Wer Geld hat, ist in Belgrad König. Doch jene, die keines haben, kommen auch. Internationaler Flughafen, bezahlbare Mieten und Inspiration an jeder Hauswand: Die Balkan-Metropole zieht gerade wegen ihrer Kontraste Kreative aus aller Welt an. Der älteste Stadtteil Dorcol sei vergleichbar mit Williamsburg in New York, sagt Lazukic. «Früher war es die gefährlichsten Ecke, jetzt ist es cool.»

Das finden sogar Berliner. Am Dorcol-Platz haben die Betreiber des legendären Kreativdorfs Holzmarkt ihre Liebe zu Belgrad verewigt. Einmal im Monat seien die Besitzer gekommen, sagt ein Mitarbeiter. Aus guten Besuchern wurden Freunde, bis sie irgendwann das unverwechselbare Konzept aus bunten Holzpaletten in die serbische Hauptstadt holten. Am Wochenende gibt es hier nun Stand-Up-Comedy, «Organic Food Markets» und montags freies Yoga.

Wer einmal weiß, dass es solche Plätze in Belgrad gibt, sieht sie plötzlich überall: Concept-Stores, Vintage-Läden, Co-Working-Spaces. Im Beogradski Market sitzen junge Digitalarbeiter mit aufgeklappten Laptops. In der 1000 Quadratmeter großen Industriehalle finden sich Designer-Läden, Floristen, eine Craft-Bier-Destillerie und vegane Imbisse. Von Tristesse keine Spur. Läuft hier ein anderer Film?
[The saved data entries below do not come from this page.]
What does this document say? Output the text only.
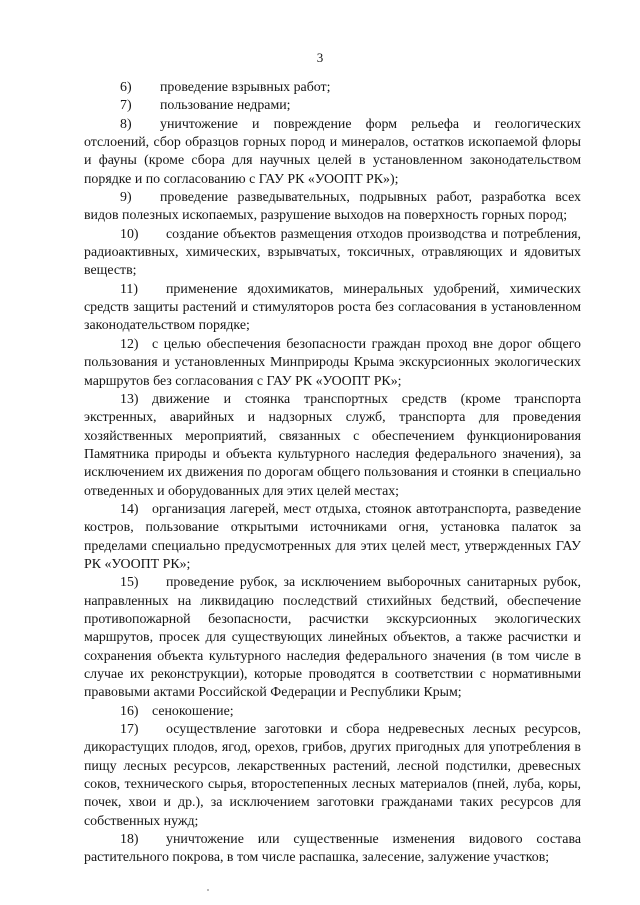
3

6) проведение взрывных работ;

7) пользование недрами;

8) уничтожение и повреждение форм рельефа и геологических отслоений, сбор образцов горных пород и минералов, остатков ископаемой флоры и фауны (кроме сбора для научных целей в установленном законодательством порядке и по согласованию с ГАУ РК «УООПТ РК»);

9) проведение разведывательных, подрывных работ, разработка всех видов полезных ископаемых, разрушение выходов на поверхность горных пород;

10) создание объектов размещения отходов производства и потребления, радиоактивных, химических, взрывчатых, токсичных, отравляющих и ядовитых веществ;

11) применение ядохимикатов, минеральных удобрений, химических средств защиты растений и стимуляторов роста без согласования в установленном законодательством порядке;

12) с целью обеспечения безопасности граждан проход вне дорог общего пользования и установленных Минприроды Крыма экскурсионных экологических маршрутов без согласования с ГАУ РК «УООПТ РК»;

13) движение и стоянка транспортных средств (кроме транспорта экстренных, аварийных и надзорных служб, транспорта для проведения хозяйственных мероприятий, связанных с обеспечением функционирования Памятника природы и объекта культурного наследия федерального значения), за исключением их движения по дорогам общего пользования и стоянки в специально отведенных и оборудованных для этих целей местах;

14) организация лагерей, мест отдыха, стоянок автотранспорта, разведение костров, пользование открытыми источниками огня, установка палаток за пределами специально предусмотренных для этих целей мест, утвержденных ГАУ РК «УООПТ РК»;

15) проведение рубок, за исключением выборочных санитарных рубок, направленных на ликвидацию последствий стихийных бедствий, обеспечение противопожарной безопасности, расчистки экскурсионных экологических маршрутов, просек для существующих линейных объектов, а также расчистки и сохранения объекта культурного наследия федерального значения (в том числе в случае их реконструкции), которые проводятся в соответствии с нормативными правовыми актами Российской Федерации и Республики Крым;

16) сенокошение;

17) осуществление заготовки и сбора недревесных лесных ресурсов, дикорастущих плодов, ягод, орехов, грибов, других пригодных для употребления в пищу лесных ресурсов, лекарственных растений, лесной подстилки, древесных соков, технического сырья, второстепенных лесных материалов (пней, луба, коры, почек, хвои и др.), за исключением заготовки гражданами таких ресурсов для собственных нужд;

18) уничтожение или существенные изменения видового состава растительного покрова, в том числе распашка, залесение, залужение участков;
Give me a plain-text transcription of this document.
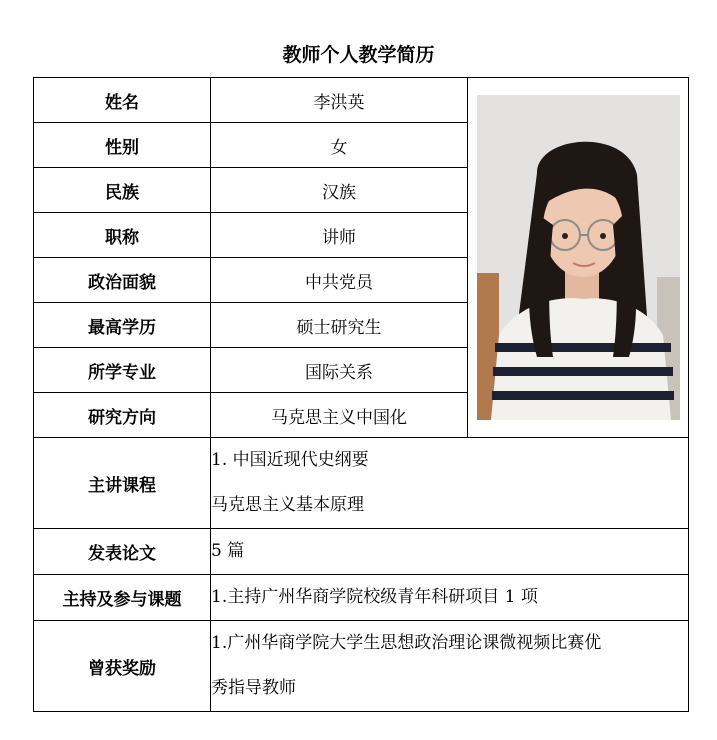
教师个人教学简历
姓名	李洪英	

性别	女	
民族	汉族	
职称	讲师	
政治面貌	中共党员	
最高学历	硕士研究生	
所学专业	国际关系	
研究方向	马克思主义中国化	
主讲课程	1. 中国近现代史纲要
马克思主义基本原理	

发表论文	5 篇	
主持及参与课题	1.主持广州华商学院校级青年科研项目 1 项	
曾获奖励	1.广州华商学院大学生思想政治理论课微视频比赛优
秀指导教师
In einem Land, in dem auf der politischen Bühne oft ein absurdes Theater aufgeführt wird, fangen viele Zuschauer an, ihre eigenen Stücke zu schreiben. «Die Politik benimmt sich so, als ob die Menschen dumm wären», sagt die Sängerin Maja Louis.

Ihr Vater «Louis» war bis zu seinem Tod ein gefeierter Musiker auf dem Balkan. Inzwischen ist auch Maja Louis ein bekannter Name in der Szene. Was die Künstlerwelt betrifft, sei die serbische Hauptstadt vergleichbar mit Berlin, sagt sie.

Ist dies nun also der Ort, den Reisende im Internet als Geheimtipp Europas feiern? In gewisser Weise ja. Doch Belgrad muss niemand feiern. Die Stadt feiert sich selbst. «24 Stunden, von Montag bis Sonntag», sagt Louis. Vielleicht ist Belgrad doch kein Melodram, sondern ein Liebesfilm. Aber eben auf den zweiten Blick.

Info-Kasten: Belgrad

Anreise und Formalitäten: Nonstopflüge nach Belgrad bieten etwa Air Serbia und Lufthansa an, beispielsweise von Berlin, Frankfurt/Main oder München aus. Über Wien, Budapest und Zagreb gibt es alternativ auch Bahn- und Nachtzugverbindungen. Die Einreise ist mit Reisepass oder Personalausweis möglich. Ein Visum ist nicht nötig.